Of course, it's a lie that the pipeline will create significant numbers of jobs. The earlier Environmental Impact Statement estimated no more than 500 to 900 local jobs would be created throughout the entire construction throughout the entire region, and the new SEIS estimates no more than a few dozen permanent jobs, once the pipeline has been built. A 2011 study by the Cornell Global Labor Institute found that Keystone may actually destroy more jobs than it creates, and of course neither the fossil fuels industries, nor apparently the State Department that outsourced the SEIS to the fossil fuels industry, seems to care that the pipeline will damage the economy, overall. Some argue that the tar sands will be exploited with or without U.S. help, but Jane Kleeb of Bold Nebraska explains:
Tarsands does not expand unless Keystone XL is built. The State Department's assumption that tarsands development does not change with or without this pipeline is wrong and laughable. Why would TransCanada spend billions on building the pipeline and millions on lobbying unless this piece of infrastructure is the--not a--but the lynchpin for the expansion of tarsands. Without this pipeline Canada stays at 2 million barrels a day, with it they get 3 million barrels a day. The President has the ability to keep a million barrels of tarsands in the ground a day. With a stroke of a pen he can protect property rights, water and make a dent in climate change. This report is laughable using the wrong assumption and therefore the wrong science.
And even more to the point, if this president and this nation are to be serious about dealing with the climate crisis, he and we cannot make excuses for expanding use of even more difficult and dangerous to extract fossil fuels, when all our focus should be on weaning ourselves of fossil fuels altogether. As the graph at the top of this post indicates, we are nearing a level of 400 parts per million atmospheric carbon dioxide. As Peter Gleick recently explained, the planet has not even approached such a level in at least 800,000 years, and it might not have seen those levels in more than 2.6 million years. We have to act as if climate change is an unprecedented crisis, because in the history of the human species, it is. The four-star commander of U.S. military forces in the Pacific is calling climate change the most likely threat that will cripple the security environment, and the U.S. Navy has for years been planning how to secure an ice free arctic. A new study shows global temperatures are the highest in 4000 years.
It shouldn't need to be said, but finding new and more destructive means of burning fossil fuels is not the answer. It shouldn't need to be said, but a White House that, unlike the Republicans, acknowledges and understands the scientific consensus on climate change has no excuse not to be doing everything it can to address climate change. The president's positive steps, including increased fuel efficiency standards and EPA regulation of emissions, isn't enough. There is no halfway, on climate change.

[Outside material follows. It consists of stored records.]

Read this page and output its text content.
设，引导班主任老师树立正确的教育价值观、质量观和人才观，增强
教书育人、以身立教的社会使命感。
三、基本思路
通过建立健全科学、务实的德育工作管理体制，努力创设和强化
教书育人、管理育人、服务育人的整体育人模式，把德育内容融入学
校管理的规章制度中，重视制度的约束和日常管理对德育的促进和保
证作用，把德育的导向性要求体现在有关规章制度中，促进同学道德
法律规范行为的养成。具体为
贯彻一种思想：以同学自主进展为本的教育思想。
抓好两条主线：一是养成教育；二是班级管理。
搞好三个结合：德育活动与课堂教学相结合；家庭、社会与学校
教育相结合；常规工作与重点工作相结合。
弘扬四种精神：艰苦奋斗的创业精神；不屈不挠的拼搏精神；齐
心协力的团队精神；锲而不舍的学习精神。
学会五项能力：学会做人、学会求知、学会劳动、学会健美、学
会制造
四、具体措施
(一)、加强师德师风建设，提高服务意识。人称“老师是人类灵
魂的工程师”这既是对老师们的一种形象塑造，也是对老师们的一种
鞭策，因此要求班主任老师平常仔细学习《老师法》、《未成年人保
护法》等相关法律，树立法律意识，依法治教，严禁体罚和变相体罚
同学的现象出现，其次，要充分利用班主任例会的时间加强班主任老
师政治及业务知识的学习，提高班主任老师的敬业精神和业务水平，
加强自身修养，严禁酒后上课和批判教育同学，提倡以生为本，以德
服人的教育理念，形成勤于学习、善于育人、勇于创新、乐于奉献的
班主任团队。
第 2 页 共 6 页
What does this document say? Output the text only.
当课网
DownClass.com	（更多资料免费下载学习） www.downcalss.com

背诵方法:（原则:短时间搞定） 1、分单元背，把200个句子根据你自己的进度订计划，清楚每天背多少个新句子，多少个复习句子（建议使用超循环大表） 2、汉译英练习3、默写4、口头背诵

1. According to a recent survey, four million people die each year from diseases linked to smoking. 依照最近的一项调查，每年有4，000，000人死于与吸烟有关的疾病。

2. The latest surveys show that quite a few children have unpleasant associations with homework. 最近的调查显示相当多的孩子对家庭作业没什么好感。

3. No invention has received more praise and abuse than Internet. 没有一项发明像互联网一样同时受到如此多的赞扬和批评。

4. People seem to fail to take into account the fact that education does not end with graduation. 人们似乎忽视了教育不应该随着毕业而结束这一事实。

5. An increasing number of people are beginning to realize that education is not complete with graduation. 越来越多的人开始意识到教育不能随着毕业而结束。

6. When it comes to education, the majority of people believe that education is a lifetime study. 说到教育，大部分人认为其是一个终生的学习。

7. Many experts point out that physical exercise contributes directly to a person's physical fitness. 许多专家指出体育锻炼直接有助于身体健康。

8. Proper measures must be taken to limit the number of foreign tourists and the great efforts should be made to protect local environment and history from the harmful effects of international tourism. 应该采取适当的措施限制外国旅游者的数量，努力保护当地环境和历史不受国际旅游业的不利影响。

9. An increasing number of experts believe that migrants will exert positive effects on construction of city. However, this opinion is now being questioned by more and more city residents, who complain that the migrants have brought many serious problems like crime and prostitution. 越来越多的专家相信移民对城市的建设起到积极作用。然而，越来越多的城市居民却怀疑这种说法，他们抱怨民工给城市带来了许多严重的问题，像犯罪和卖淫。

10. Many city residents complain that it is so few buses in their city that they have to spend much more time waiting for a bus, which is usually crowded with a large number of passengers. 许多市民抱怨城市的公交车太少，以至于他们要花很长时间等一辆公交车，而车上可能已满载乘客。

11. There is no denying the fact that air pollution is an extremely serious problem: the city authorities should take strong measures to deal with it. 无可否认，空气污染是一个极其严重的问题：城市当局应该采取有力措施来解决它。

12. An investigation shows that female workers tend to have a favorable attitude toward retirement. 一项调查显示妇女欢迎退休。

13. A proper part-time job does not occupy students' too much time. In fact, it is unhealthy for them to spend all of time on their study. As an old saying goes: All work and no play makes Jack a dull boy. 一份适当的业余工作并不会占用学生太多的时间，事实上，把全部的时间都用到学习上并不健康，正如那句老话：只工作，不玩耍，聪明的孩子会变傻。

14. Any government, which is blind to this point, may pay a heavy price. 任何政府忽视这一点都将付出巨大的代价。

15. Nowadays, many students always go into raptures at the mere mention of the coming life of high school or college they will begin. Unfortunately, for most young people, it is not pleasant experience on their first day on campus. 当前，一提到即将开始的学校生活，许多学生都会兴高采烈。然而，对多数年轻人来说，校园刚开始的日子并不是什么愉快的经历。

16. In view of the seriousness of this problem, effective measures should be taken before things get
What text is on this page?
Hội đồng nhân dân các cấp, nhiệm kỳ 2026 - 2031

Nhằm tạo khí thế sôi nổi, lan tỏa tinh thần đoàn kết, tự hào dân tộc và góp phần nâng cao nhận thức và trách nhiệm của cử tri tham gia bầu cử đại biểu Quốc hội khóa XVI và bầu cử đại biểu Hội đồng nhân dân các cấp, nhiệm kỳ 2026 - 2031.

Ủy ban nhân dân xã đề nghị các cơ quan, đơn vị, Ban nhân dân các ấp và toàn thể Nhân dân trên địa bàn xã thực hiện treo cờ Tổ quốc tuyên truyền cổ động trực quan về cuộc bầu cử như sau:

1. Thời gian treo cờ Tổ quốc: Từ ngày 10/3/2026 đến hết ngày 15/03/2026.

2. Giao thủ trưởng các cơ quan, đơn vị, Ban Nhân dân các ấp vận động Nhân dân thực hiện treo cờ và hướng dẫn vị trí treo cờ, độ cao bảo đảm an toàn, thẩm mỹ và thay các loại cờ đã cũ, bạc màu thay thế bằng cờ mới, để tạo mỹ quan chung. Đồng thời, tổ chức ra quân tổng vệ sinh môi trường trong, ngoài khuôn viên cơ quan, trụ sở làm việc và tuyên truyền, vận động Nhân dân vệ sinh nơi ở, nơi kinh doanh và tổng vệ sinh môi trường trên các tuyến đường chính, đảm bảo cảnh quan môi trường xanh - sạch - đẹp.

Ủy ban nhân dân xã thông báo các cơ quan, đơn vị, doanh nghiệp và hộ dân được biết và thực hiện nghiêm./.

There is no balancing between good policies and terrible policies. As Sen. Bernie Sanders (I-VT) put it:
The president cannot tell us that he is concerned about global warming and approve the Keystone XL project.
If the president is concerned about global warming, he will reject Keystone. If he approves Keystone, all his positive efforts on global warming, both as policy and politics, will be effectively for naught.